Another contention is that the defendant, in appearing for the purpose of the motion submitting to the court the question of the right to attach his compensation as receiver in the court, had voluntarily submitted to the jurisdiction of the court; but we are of the opinion that this contention is untenable. It is the settled practice in the Federal courts that an appearance may be made for the sole purpose of raising jurisdictional questions, without thereby submitting to the jurisdiction of the court over the action. Goldey v. Morning News, 156 U.S. 518 , 39 L. ed. 517, 15 Sup. Ct. Rep. 559; Shaw v. Quincy Min. Co. 145 U.S. 444, 453 , 36 S. L. ed. 768, 772, 12 Sup. Ct. Rep. 935.
It is true that where the defendant appears by motion and objects to the jurisdiction, and also submits a question going to the merits of the action, it being one of which the court had jurisdiction, there is a general appearance in the case which gives jurisdiction, as in St. Louis & S. F. R. Co. v. McBride, 141 U.S. 127 , 35 L. ed. 659, 11 Sup. Ct. Rep. 982, where a demurrer was interposed raising two grounds of jurisdiction, and the third going to the merits of the cause of action, and it was held [229 U.S. 31, 39] that there had been a submission to the jurisdiction of the court. See also Western Loan & Sav. Co. v. Butte & B. Consol. Min. Co. 210 U.S. 368 , 52 L. ed. 1101, 28 Sup. Ct. Rep. 720.
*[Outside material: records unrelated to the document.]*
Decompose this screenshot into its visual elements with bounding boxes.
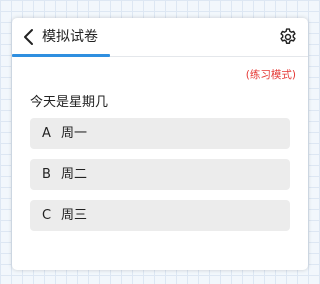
chevron-left-icon xyxy=(24,29,33,45)
tab-indicator xyxy=(12,54,110,57)
exam-card: 模拟试卷 (练习模式) 今天是星期几 A 周一 B 周二 C 周三 xyxy=(12,18,308,270)
gear-icon xyxy=(280,28,296,44)
option-text: 周三 xyxy=(61,208,88,223)
question-text: 今天是星期几 xyxy=(30,95,109,110)
option-text: 周二 xyxy=(61,167,88,182)
option-key: B xyxy=(42,167,51,182)
option-text: 周一 xyxy=(61,126,88,141)
option-key: A xyxy=(42,126,51,141)
option-b[interactable]: B 周二 xyxy=(30,159,290,190)
option-key: C xyxy=(42,208,52,223)
page-title: 模拟试卷 xyxy=(42,29,98,45)
header-bar: 模拟试卷 xyxy=(12,18,308,57)
option-c[interactable]: C 周三 xyxy=(30,200,290,231)
mode-label: (练习模式) xyxy=(245,69,296,81)
back-button[interactable] xyxy=(22,28,38,46)
settings-button[interactable] xyxy=(278,27,298,47)
option-a[interactable]: A 周一 xyxy=(30,118,290,149)
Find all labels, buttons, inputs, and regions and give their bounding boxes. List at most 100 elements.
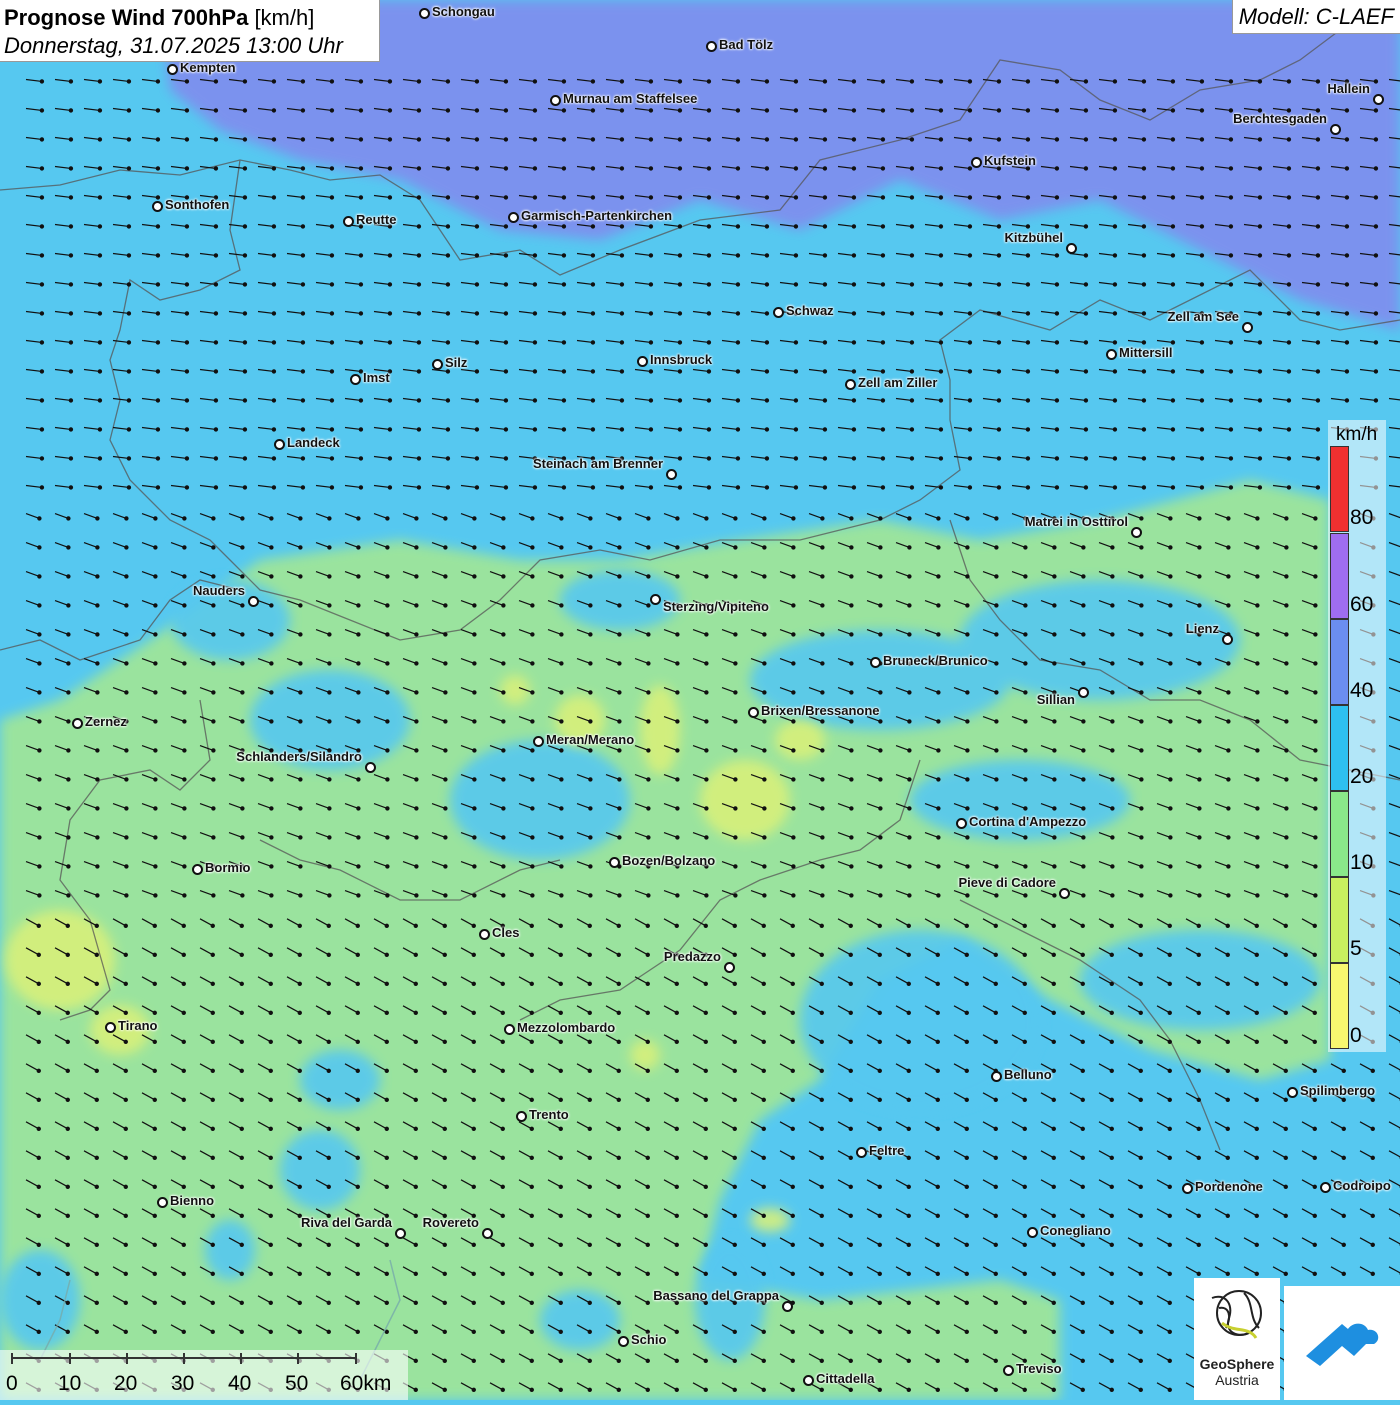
wind-arrow-head bbox=[732, 1358, 737, 1363]
wind-arrow-head bbox=[645, 1213, 650, 1218]
city-marker bbox=[1027, 1227, 1038, 1238]
wind-arrow-head bbox=[414, 893, 419, 898]
wind-arrow-head bbox=[735, 108, 741, 113]
wind-arrow-head bbox=[996, 108, 1002, 113]
wind-arrow-head bbox=[938, 311, 944, 316]
wind-arrow-head bbox=[124, 690, 129, 695]
wind-arrow-head bbox=[472, 719, 477, 724]
wind-arrow-head bbox=[37, 632, 42, 637]
wind-arrow-head bbox=[1199, 108, 1205, 113]
wind-arrow-head bbox=[674, 1213, 679, 1218]
wind-arrow-head bbox=[97, 282, 103, 287]
wind-arrow-head bbox=[126, 456, 132, 461]
wind-arrow-head bbox=[909, 108, 915, 113]
wind-arrow-head bbox=[1226, 719, 1231, 724]
wind-arrow-head bbox=[1313, 516, 1318, 521]
city-marker bbox=[637, 356, 648, 367]
wind-arrow-head bbox=[242, 340, 248, 345]
wind-arrow-head bbox=[327, 545, 332, 550]
wind-arrow-head bbox=[355, 923, 360, 928]
wind-arrow-head bbox=[152, 1039, 157, 1044]
wind-arrow-head bbox=[906, 1126, 911, 1131]
wind-arrow-head bbox=[1022, 1155, 1027, 1160]
wind-arrow-head bbox=[269, 806, 274, 811]
wind-arrow-head bbox=[1023, 574, 1028, 579]
wind-arrow-head bbox=[732, 952, 737, 957]
wind-arrow-head bbox=[442, 1097, 447, 1102]
wind-arrow-head bbox=[706, 398, 712, 403]
wind-arrow-head bbox=[587, 1155, 592, 1160]
wind-arrow-head bbox=[994, 661, 999, 666]
wind-arrow-head bbox=[155, 137, 161, 142]
wind-arrow-head bbox=[674, 1184, 679, 1189]
wind-arrow-head bbox=[474, 369, 480, 374]
wind-arrow-head bbox=[674, 1010, 679, 1015]
wind-arrow-head bbox=[1080, 981, 1085, 986]
wind-arrow-head bbox=[588, 661, 593, 666]
wind-arrow-head bbox=[1138, 981, 1143, 986]
city-label: Silz bbox=[445, 355, 468, 370]
wind-arrow-head bbox=[416, 369, 422, 374]
wind-arrow-head bbox=[532, 224, 538, 229]
wind-arrow-head bbox=[588, 545, 593, 550]
wind-arrow-head bbox=[66, 574, 71, 579]
wind-arrow-head bbox=[326, 981, 331, 986]
wind-arrow-head bbox=[416, 485, 422, 490]
wind-arrow-head bbox=[269, 545, 274, 550]
wind-arrow-head bbox=[239, 1068, 244, 1073]
wind-arrow-head bbox=[1081, 893, 1086, 898]
wind-arrow-head bbox=[1080, 1242, 1085, 1247]
wind-arrow-head bbox=[36, 1184, 41, 1189]
wind-arrow-head bbox=[617, 574, 622, 579]
wind-arrow-head bbox=[906, 1010, 911, 1015]
wind-arrow-head bbox=[1023, 690, 1028, 695]
wind-arrow-head bbox=[820, 603, 825, 608]
wind-arrow-head bbox=[297, 1010, 302, 1015]
wind-arrow-head bbox=[1141, 456, 1147, 461]
wind-arrow-head bbox=[735, 166, 741, 171]
wind-arrow-head bbox=[1025, 456, 1031, 461]
forecast-datetime: Donnerstag, 31.07.2025 13:00 Uhr bbox=[4, 33, 343, 58]
wind-arrow-head bbox=[819, 1271, 824, 1276]
wind-arrow-head bbox=[1052, 719, 1057, 724]
wind-arrow-head bbox=[1081, 777, 1086, 782]
city-marker bbox=[1131, 527, 1142, 538]
wind-arrow-head bbox=[1254, 1213, 1259, 1218]
wind-arrow-head bbox=[619, 282, 625, 287]
wind-arrow-head bbox=[848, 923, 853, 928]
wind-arrow-head bbox=[588, 835, 593, 840]
wind-arrow-head bbox=[213, 427, 219, 432]
wind-arrow-head bbox=[820, 806, 825, 811]
wind-arrow-head bbox=[706, 456, 712, 461]
city-marker bbox=[1287, 1087, 1298, 1098]
wind-arrow-head bbox=[413, 1184, 418, 1189]
wind-arrow-head bbox=[1109, 1184, 1114, 1189]
wind-arrow-head bbox=[587, 1010, 592, 1015]
city-marker bbox=[845, 379, 856, 390]
wind-arrow-head bbox=[95, 806, 100, 811]
wind-arrow-head bbox=[1312, 981, 1317, 986]
wind-arrow-head bbox=[938, 108, 944, 113]
wind-arrow-head bbox=[880, 398, 886, 403]
wind-arrow-head bbox=[880, 340, 886, 345]
wind-arrow-head bbox=[561, 79, 567, 84]
wind-arrow-head bbox=[36, 1010, 41, 1015]
wind-arrow-head bbox=[559, 661, 564, 666]
wind-arrow-head bbox=[762, 516, 767, 521]
map-title-unit: [km/h] bbox=[254, 5, 315, 30]
wind-arrow-head bbox=[733, 545, 738, 550]
wind-arrow-head bbox=[1228, 166, 1234, 171]
wind-arrow-head bbox=[764, 166, 770, 171]
wind-arrow-head bbox=[938, 340, 944, 345]
wind-arrow-head bbox=[298, 603, 303, 608]
wind-arrow-head bbox=[733, 690, 738, 695]
wind-arrow-head bbox=[848, 1271, 853, 1276]
wind-arrow-head bbox=[732, 1271, 737, 1276]
wind-arrow-head bbox=[385, 806, 390, 811]
wind-arrow-head bbox=[500, 1155, 505, 1160]
wind-arrow-head bbox=[1197, 603, 1202, 608]
wind-arrow-head bbox=[706, 369, 712, 374]
wind-arrow-head bbox=[1112, 369, 1118, 374]
city-marker bbox=[365, 762, 376, 773]
wind-arrow-head bbox=[443, 632, 448, 637]
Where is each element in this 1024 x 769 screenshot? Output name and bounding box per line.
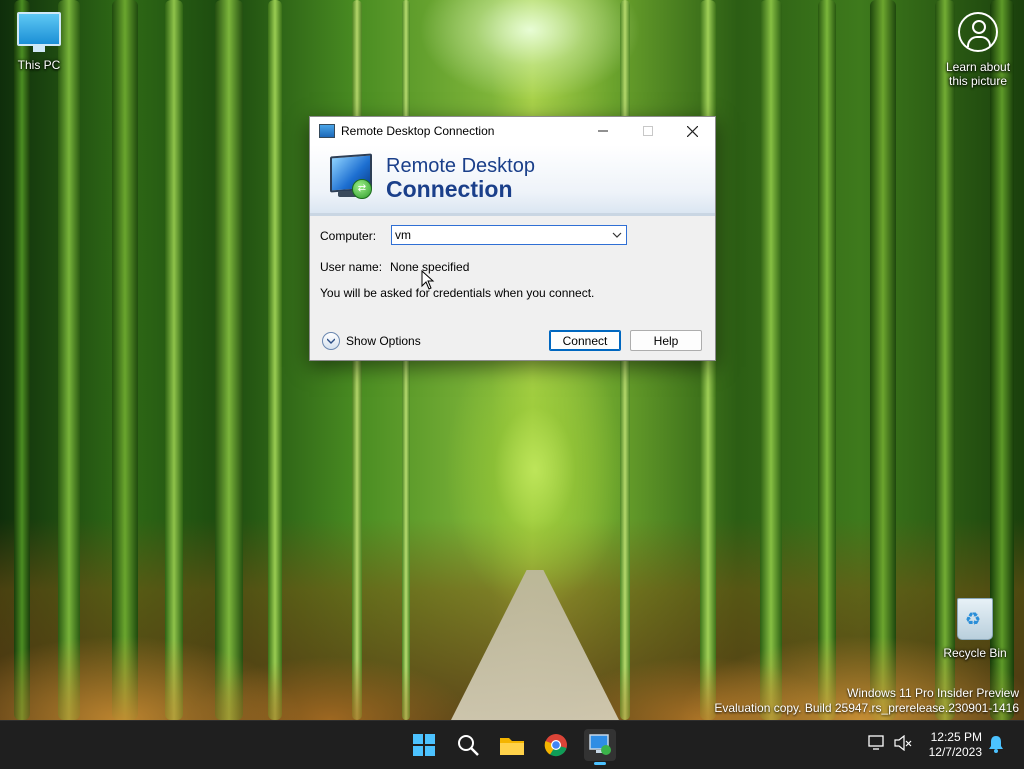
system-clock[interactable]: 12:25 PM 12/7/2023 <box>929 730 982 760</box>
computer-input[interactable] <box>392 226 605 244</box>
learn-about-picture-shortcut[interactable]: Learn about this picture <box>938 12 1018 88</box>
close-button[interactable] <box>670 117 715 145</box>
show-options-label: Show Options <box>346 334 421 348</box>
start-button[interactable] <box>408 729 440 761</box>
close-icon <box>687 125 698 137</box>
chevron-down-icon[interactable] <box>612 228 622 245</box>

In this case, however, the submission was not of any question involving the merits of the suit, but of one with reference to the jurisdiction of the court to issue the attachment; adding the further ground that the property in question was not subject to attachment or garnishment. No issue was made involving the merits of the action. This special appearance was sufficient to raise the question of jurisdiction only. Davis v. Cleveland, C. C. & St. L. R. Co. 217 U.S. 157 , 54 L. ed. 708, 27 L.R.A.(N.S.) 823, 30 Sup. Ct. Rep. 463, 18 Ann. Cas. 907.
In our opinion the Circuit Court did not err in holding that it had no jurisdiction to issue the attachment in this case.